State abortion policies received scant attention during the gubernatorial race, as Lujan-Grisham won election by a 14 percentage point margin. Republican House minority whip Rod Montoya said he still hopes socially conservative Democrats, including Roman Catholics, will join Republicans in resisting efforts to remove state abortion restrictions.

“The big problem we have with that is it does away with conscience clauses for doctors that have moral disagreements with performing abortions,” he said. “I think there will still be a fight.”

Federal legal provisions would continue to allow people to decline to perform abortions based on religious objections under Ferrary’s proposal, said Erin Armstrong, reproductive rights attorney for the ACLU of New Mexico.

Both supporters and detractors of the New Mexico statute banning abortion say little attention was paid to the law in previous decades.

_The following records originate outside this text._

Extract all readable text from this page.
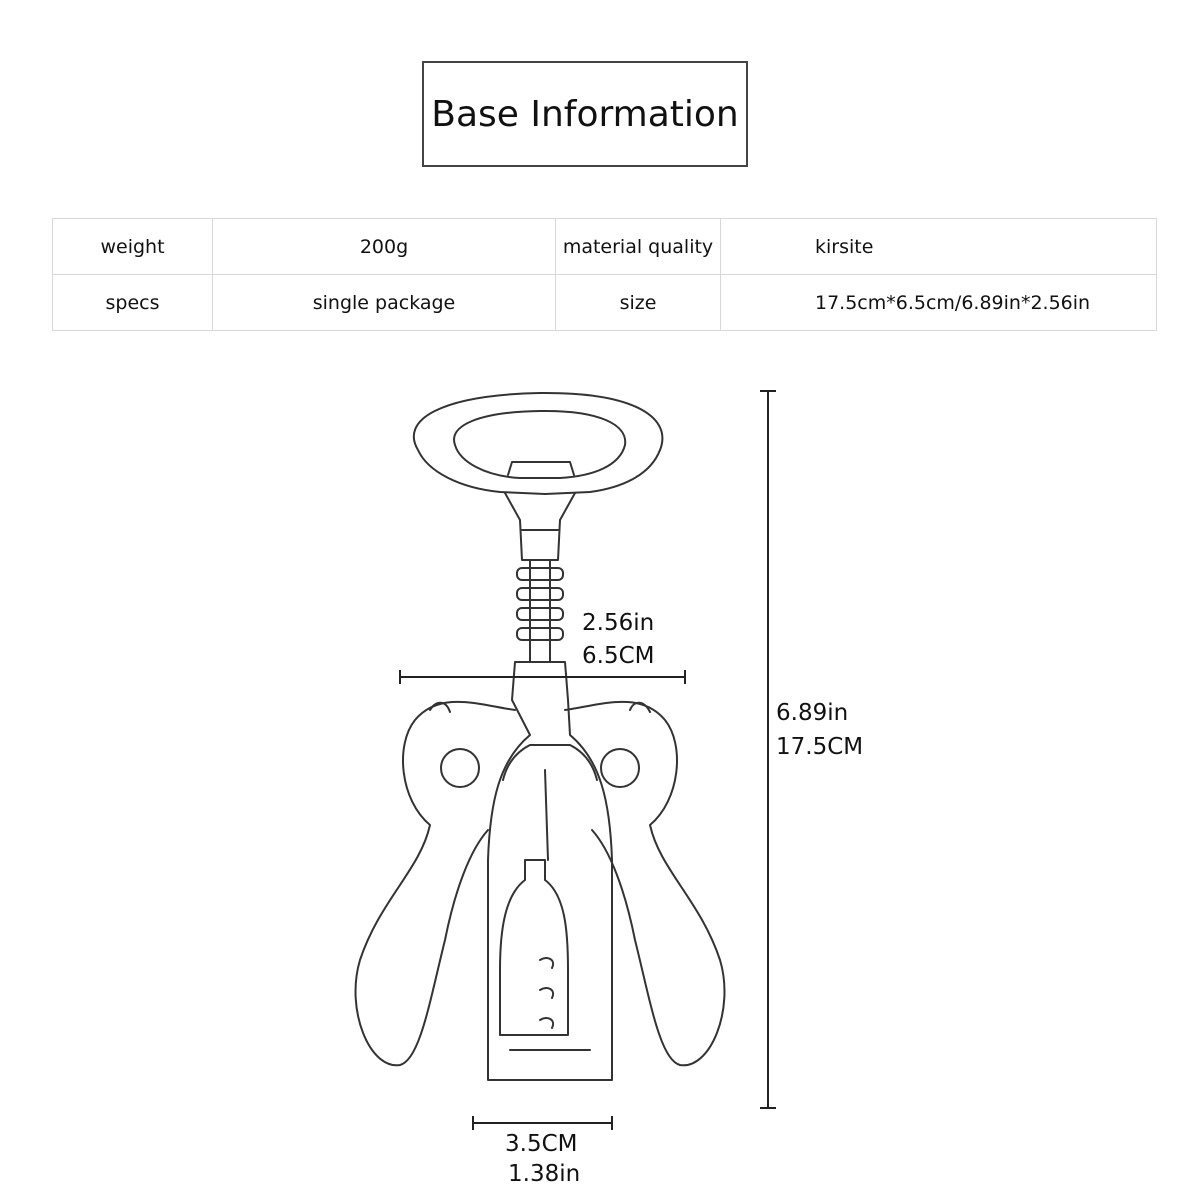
Base Information
weight	200g	material quality	kirsite
specs	single package	size	17.5cm*6.5cm/6.89in*2.56in
2.56in
6.5CM
6.89in
17.5CM
3.5CM
1.38in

“We can never predict with certainty what the U.S. Supreme Court ultimately will do or how they will rule on abortion access,” Armstrong said. “We do feel it is an emergency around cleaning up this old statute now.”

In the midterm election, Democrats extended their majority in the state House or Representatives, likely claiming 46 seats out of 70 with recounts pending in a handful of races. The Democrat-controlled Senate is up for re-election in 2020.

Ferrary said her bill would maintain the current status quo in New Mexico, which she describes as “legal and safe” access to abortion for women.

Ferrary said she remembers what it was like for women before the federal legalization of abortion.

“I had friends in college who chose to seek an abortion,” she said. “There was a lot of stigma around it and also a lot of risk.”

Local leaders of the Roman Catholic Church plan to lobby against removing the state’s dormant abortion ban for a variety of reasons, said Allen Sanchez, executive director of the New Mexico Conference of Catholic Bishops.

About 4,650 abortions were performed in New Mexico in 2014, according to the Guttmacher Institute.